Wednesday, October 17, 2012

Back to school

I'm taking an American poetry course with Coursera the main part of which is writing essays. It's been quite a while since I did anything like that, and needless to say back in the day essays used to come in Russian, so my first results were as miserable as you could expect. They probably still are, but the last week's essay was finally the one I'm not that ashamed to share.

So the task was to compare two versions of William Carlos Williams's "Young Woman at a Window" (1, 2) and decide which one looks "more imagist" and why.

***

"The song sings itself"

According to a famous apocryphal story Michelangelo was once asked how did he know what to cut away. The response was, "It's simple. I just remove everything that doesn't look like David."

Much like Michelangelo's work, the second version of the poem looks like it was stripped of everything that wasn't very necessary to shape the idea. Pretty much everything representing a logical consequence of something already stated has been cut out. As a result, every new line of that version adds something new to the picture which did exist before instead of simply clarifying or detailing presented the previous stanzas. "Nor the merely decorative word".

This becomes clear when two versions are compared line by line. "She sits there" - where else can she sit? What changes if the woman sits "here" and not "there"? Sorry, but "there" has to leave. "While" - not needed, this poem is snapping a moment like a camera, so of course it's "while", no need to state it literally, goodbye and thank you.

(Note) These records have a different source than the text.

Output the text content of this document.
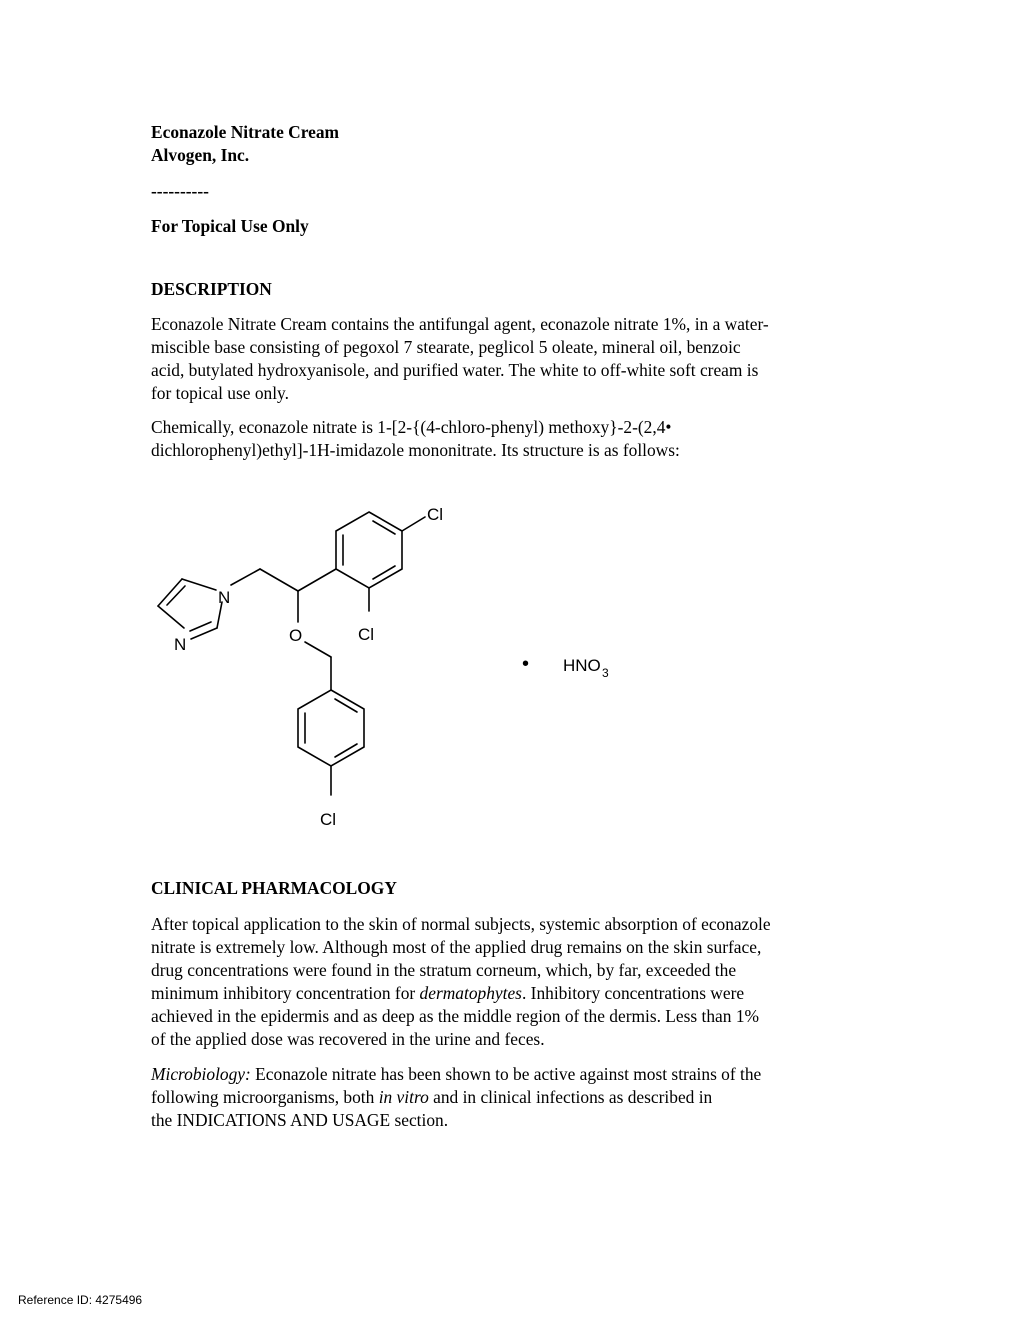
Econazole Nitrate Cream
Alvogen, Inc.

----------

For Topical Use Only

DESCRIPTION

Econazole Nitrate Cream contains the antifungal agent, econazole nitrate 1%, in a water-
miscible base consisting of pegoxol 7 stearate, peglicol 5 oleate, mineral oil, benzoic
acid, butylated hydroxyanisole, and purified water. The white to off-white soft cream is
for topical use only.

Chemically, econazole nitrate is 1-[2-{(4-chloro-phenyl) methoxy}-2-(2,4•
dichlorophenyl)ethyl]-1H-imidazole mononitrate. Its structure is as follows:

Cl
Cl
Cl
N
N	O
• HNO 3

CLINICAL PHARMACOLOGY

After topical application to the skin of normal subjects, systemic absorption of econazole
nitrate is extremely low. Although most of the applied drug remains on the skin surface,
drug concentrations were found in the stratum corneum, which, by far, exceeded the
minimum inhibitory concentration for dermatophytes. Inhibitory concentrations were
achieved in the epidermis and as deep as the middle region of the dermis. Less than 1%
of the applied dose was recovered in the urine and feces.

Microbiology: Econazole nitrate has been shown to be active against most strains of the
following microorganisms, both in vitro and in clinical infections as described in
the INDICATIONS AND USAGE section.

Reference ID: 4275496
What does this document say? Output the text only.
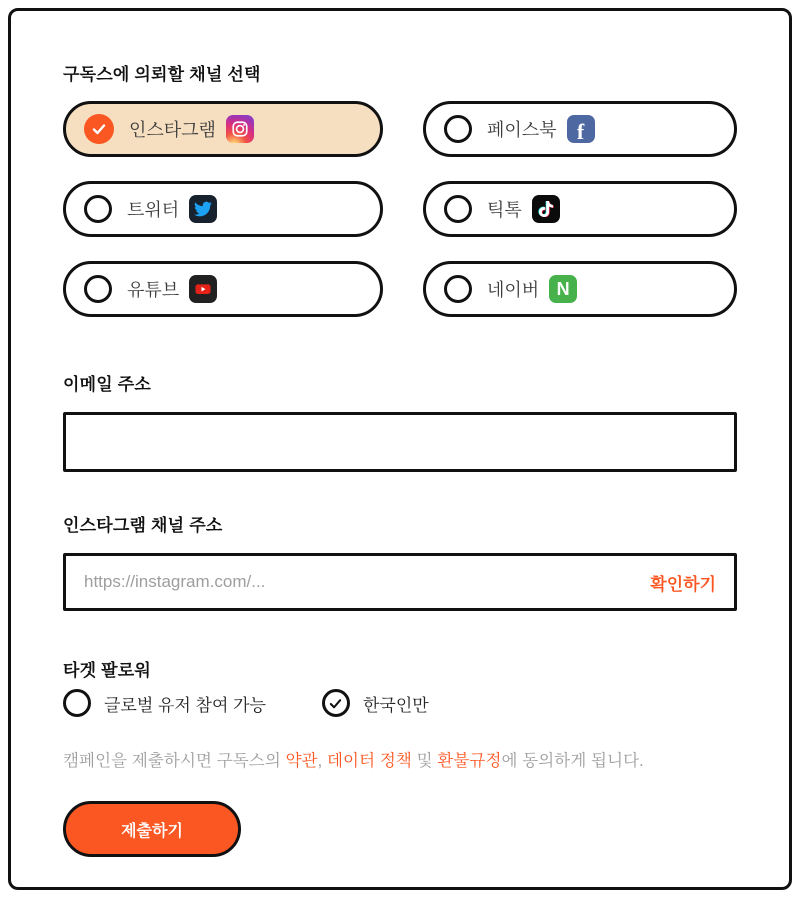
구독스에 의뢰할 채널 선택
인스타그램	페이스북 f
트위터	틱톡
유튜브	네이버 N
이메일 주소
인스타그램 채널 주소
https://instagram.com/...
확인하기
타겟 팔로워
글로벌 유저 참여 가능	한국인만
캠페인을 제출하시면 구독스의 약관, 데이터 정책 및 환불규정에 동의하게 됩니다.
제출하기
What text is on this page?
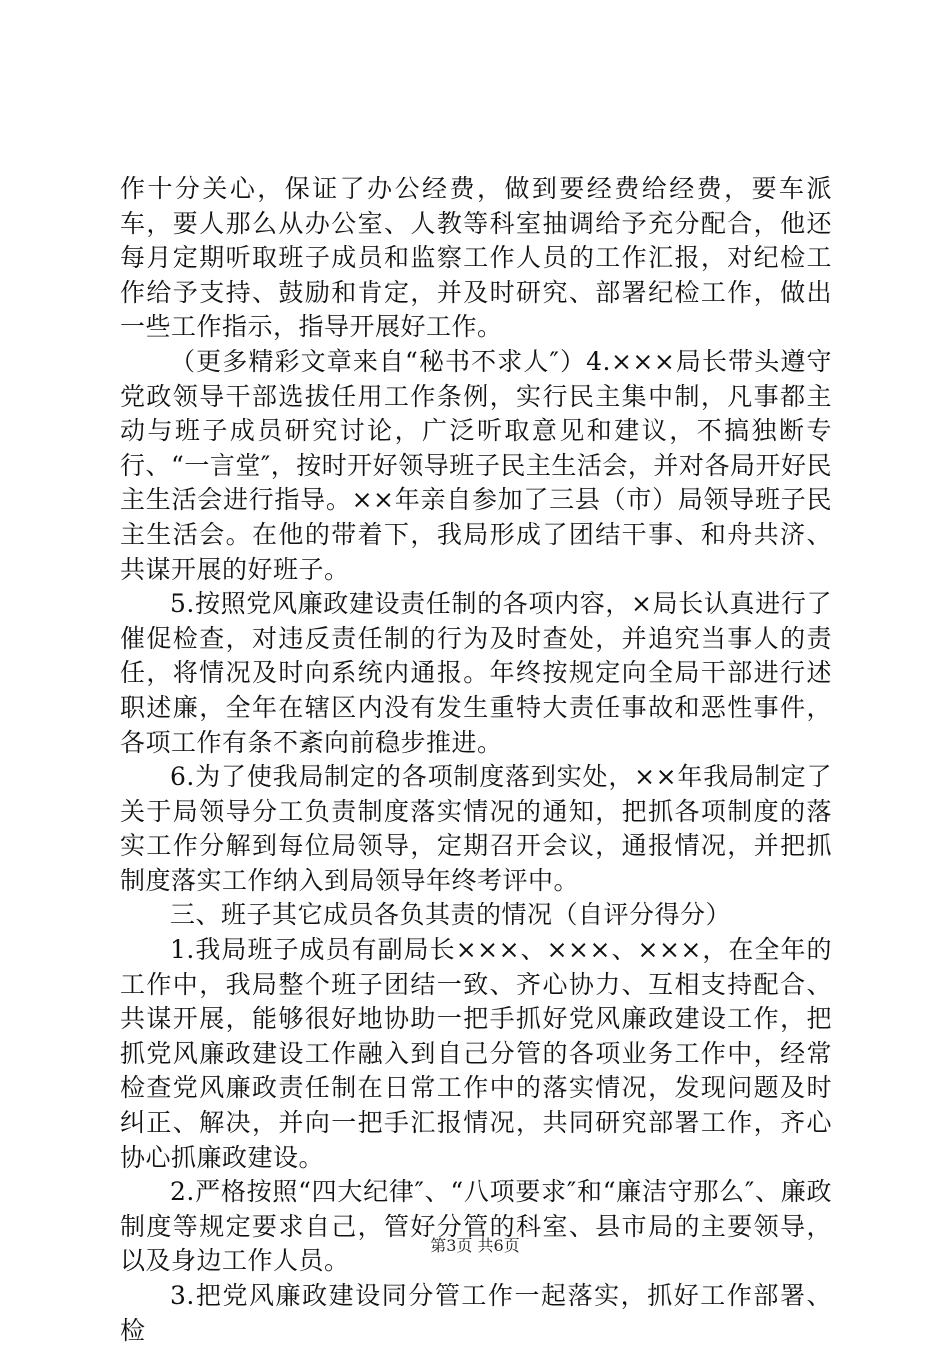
作十分关心，保证了办公经费，做到要经费给经费，要车派车，要人那么从办公室、人教等科室抽调给予充分配合，他还每月定期听取班子成员和监察工作人员的工作汇报，对纪检工作给予支持、鼓励和肯定，并及时研究、部署纪检工作，做出一些工作指示，指导开展好工作。

（更多精彩文章来自“秘书不求人″）4.×××局长带头遵守党政领导干部选拔任用工作条例，实行民主集中制，凡事都主动与班子成员研究讨论，广泛听取意见和建议，不搞独断专行、“一言堂″，按时开好领导班子民主生活会，并对各局开好民主生活会进行指导。××年亲自参加了三县（市）局领导班子民主生活会。在他的带着下，我局形成了团结干事、和舟共济、共谋开展的好班子。

5.按照党风廉政建设责任制的各项内容，×局长认真进行了催促检查，对违反责任制的行为及时查处，并追究当事人的责任，将情况及时向系统内通报。年终按规定向全局干部进行述职述廉，全年在辖区内没有发生重特大责任事故和恶性事件，各项工作有条不紊向前稳步推进。

6.为了使我局制定的各项制度落到实处，××年我局制定了关于局领导分工负责制度落实情况的通知，把抓各项制度的落实工作分解到每位局领导，定期召开会议，通报情况，并把抓制度落实工作纳入到局领导年终考评中。

三、班子其它成员各负其责的情况（自评分得分）

1.我局班子成员有副局长×××、×××、×××，在全年的工作中，我局整个班子团结一致、齐心协力、互相支持配合、共谋开展，能够很好地协助一把手抓好党风廉政建设工作，把抓党风廉政建设工作融入到自己分管的各项业务工作中，经常检查党风廉政责任制在日常工作中的落实情况，发现问题及时纠正、解决，并向一把手汇报情况，共同研究部署工作，齐心协心抓廉政建设。

2.严格按照“四大纪律″、“八项要求″和“廉洁守那么″、廉政制度等规定要求自己，管好分管的科室、县市局的主要领导，以及身边工作人员。

3.把党风廉政建设同分管工作一起落实，抓好工作部署、检

第3页 共6页
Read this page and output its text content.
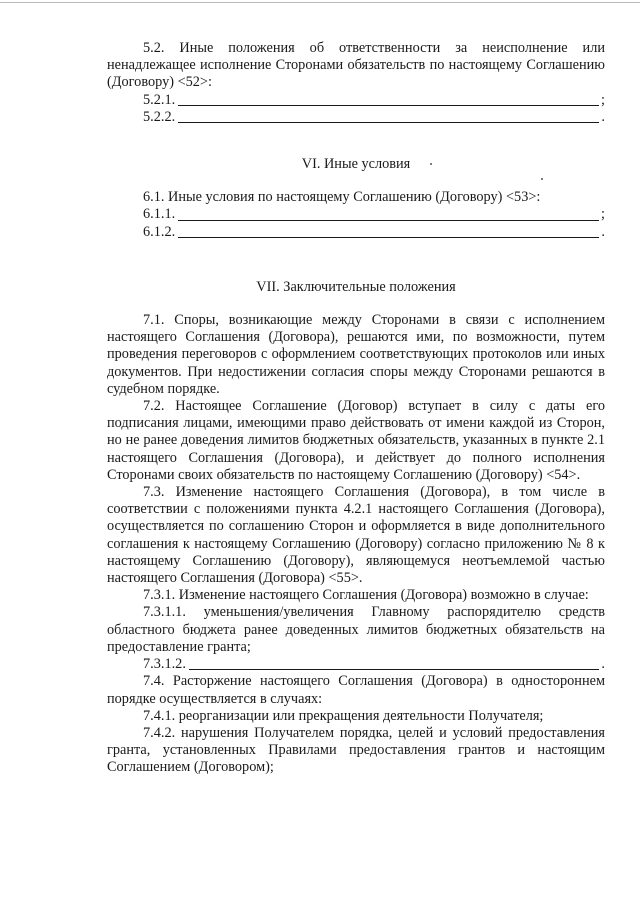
5.2. Иные положения об ответственности за неисполнение или ненадлежащее исполнение Сторонами обязательств по настоящему Соглашению (Договору) <52>:
5.2.1.	;
5.2.2.	.
VI. Иные условия
6.1. Иные условия по настоящему Соглашению (Договору) <53>:
6.1.1.	;
6.1.2.	.
VII. Заключительные положения
7.1. Споры, возникающие между Сторонами в связи с исполнением настоящего Соглашения (Договора), решаются ими, по возможности, путем проведения переговоров с оформлением соответствующих протоколов или иных документов. При недостижении согласия споры между Сторонами решаются в судебном порядке.
7.2. Настоящее Соглашение (Договор) вступает в силу с даты его подписания лицами, имеющими право действовать от имени каждой из Сторон, но не ранее доведения лимитов бюджетных обязательств, указанных в пункте 2.1 настоящего Соглашения (Договора), и действует до полного исполнения Сторонами своих обязательств по настоящему Соглашению (Договору) <54>.
7.3. Изменение настоящего Соглашения (Договора), в том числе в соответствии с положениями пункта 4.2.1 настоящего Соглашения (Договора), осуществляется по соглашению Сторон и оформляется в виде дополнительного соглашения к настоящему Соглашению (Договору) согласно приложению № 8 к настоящему Соглашению (Договору), являющемуся неотъемлемой частью настоящего Соглашения (Договора) <55>.
7.3.1. Изменение настоящего Соглашения (Договора) возможно в случае:
7.3.1.1. уменьшения/увеличения Главному распорядителю средств областного бюджета ранее доведенных лимитов бюджетных обязательств на предоставление гранта;
7.3.1.2.	.
7.4. Расторжение настоящего Соглашения (Договора) в одностороннем порядке осуществляется в случаях:
7.4.1. реорганизации или прекращения деятельности Получателя;
7.4.2. нарушения Получателем порядка, целей и условий предоставления гранта, установленных Правилами предоставления грантов и настоящим Соглашением (Договором);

Although these were the easy bits and it gets more complicated later. "The child who robs her knows nothing of his theft" - the whole point is gone in the second version, so this time it is not only about removing some obstructive words, this is a complete message being removed. That seems like an important edit yet it doesn't make a new poem, it stays under the same title - that probably means it's still the same and the cut wasn't damaging to the global idea.

This is where another imagism manifesto point comes to mind, particularly "to represent an image" one. From the image poem creates, reader is supposed to get the fact the child changes ("robs") woman's life of something on his or her own. Should it be stated directly, it'd give reader the idea straight away "robbing" them of their own impressions and intellectual work. Everything else in the poem would become nothing more than a frame for that literal statement rendering most of it once again unnecessary.

When the message is removed, all left is an image of a woman crying, holding a child who is interested in something else, "his nose pressed to the glass". He is not focused on the woman at the moment while she has him on her lap and obviously can't ignore him even being extremely disappointed. She is robbed by child having to care about him without receiving much back yet.

The same message is still delivered, only in a gentle way.

The manifesto also defines imagism as something "hard and clear, never blurred nor indefinite." This fits the vision again. While the reader is invited to make their own conclusions, the picture created by the second version of the poem remains crisp. All the major words are nouns with very particular meaning in a focused context: "cheer", "tears", "lap", "child", "nose", "glass". Metaforical interpretation is hardly possible here - the "woman" is the woman and the "child" is the kid, they aren't, say, Nature and Humanity, such a comparison seems very artificial and non-applicable.

Everything is kept simple and the image is clear.